Alors que la tragédie de la Seconde Guerre mondiale touchait à sa fin, il fut enrôlé dans les services auxiliaires anti-aériens.

De 1946 à 1951, il étudia la philosophie et la théologie à l’Ecole supérieure de philosophie et de théologie de Freising et à l’Université de Munich.

Le 29 juin de l’année 1951 il fut ordonné prêtre.

A peine un an plus tard, dom Joseph commença son activité didactique dans cette même Ecole de Freising où il avait été étudiant.

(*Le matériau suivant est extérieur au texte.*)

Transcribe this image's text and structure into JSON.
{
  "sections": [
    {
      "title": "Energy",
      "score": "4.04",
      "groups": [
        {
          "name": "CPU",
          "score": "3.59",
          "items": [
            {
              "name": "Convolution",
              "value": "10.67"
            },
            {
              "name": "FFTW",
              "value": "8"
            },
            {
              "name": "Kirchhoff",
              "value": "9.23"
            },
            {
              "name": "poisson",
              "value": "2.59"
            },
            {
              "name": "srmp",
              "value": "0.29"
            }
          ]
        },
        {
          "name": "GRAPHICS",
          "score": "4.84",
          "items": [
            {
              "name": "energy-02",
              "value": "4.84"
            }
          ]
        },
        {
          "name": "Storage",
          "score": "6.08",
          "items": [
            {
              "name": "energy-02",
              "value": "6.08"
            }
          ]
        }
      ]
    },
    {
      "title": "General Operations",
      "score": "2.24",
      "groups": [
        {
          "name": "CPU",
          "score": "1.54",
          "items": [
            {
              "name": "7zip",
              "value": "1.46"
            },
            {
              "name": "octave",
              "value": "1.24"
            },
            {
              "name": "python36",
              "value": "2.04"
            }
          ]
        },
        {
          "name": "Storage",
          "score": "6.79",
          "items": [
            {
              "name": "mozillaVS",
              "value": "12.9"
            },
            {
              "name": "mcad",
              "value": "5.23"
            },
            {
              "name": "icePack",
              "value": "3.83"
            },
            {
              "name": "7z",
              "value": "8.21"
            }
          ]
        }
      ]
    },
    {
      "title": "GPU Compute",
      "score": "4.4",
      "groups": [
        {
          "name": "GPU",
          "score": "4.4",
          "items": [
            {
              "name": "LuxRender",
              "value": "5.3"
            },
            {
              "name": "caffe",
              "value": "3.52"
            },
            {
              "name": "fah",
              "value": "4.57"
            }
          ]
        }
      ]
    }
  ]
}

En 1953, il devint titulaire d’une Maîtrise en théologie avec un mémoire sur le thème « Peuple et Maison de Dieu dans la doctrine de l’Eglise de saint Augustin ».

En 1957, il obtint l’habilitation au professorat sous la direction du célèbre professeur de théologie fondamentale de Munich, Gottlieb Söhngen, avec un mémoire sur: « La théologie de l’histoire de saint Bonaventure ».

Après avoir été enseignant de dogmatique et de théologie fondamentale à l’Ecole supérieure de Freising, il poursuivit sa carrière d’enseignant à Bonn (1959-1969), à Münster (1963-1966) et à Tübingen (1966-1969). A partir de 1969, il fut professeur de dogmatique et d’histoire des dogmes à l’Université de Ratisbonne où il assuma également la charge de Vice-Président de l’Université.

Son intense activité scientifique le conduisit à assumer des fonctions importantes au sein de la Conférence épiscopale allemande et de la Commission théologique internationale.

Parmi ses nombreuses et prestigieuses publications, certaines ont reçu un grand écho, comme « Introduction au christianisme » (1968), un recueil de leçons universitaires sur la « profession de foi apostolique ».

Plus tard, en 1973, a été publié le volume: « Dogme et Révélation » qui réunit les essais, les méditations et les homélies consacrées à la pastorale.

Son discours prononcé devant l’Académie catholique bavaroise sur le thème: « Pourquoi je suis encore dans l’Eglise? » a également eu un très large retentissement. Il y déclara avec sa clarté habituelle: « Il n’y a que dans l’Eglise qu’il est possible d’être chrétien, et pas à côté de l’Eglise ».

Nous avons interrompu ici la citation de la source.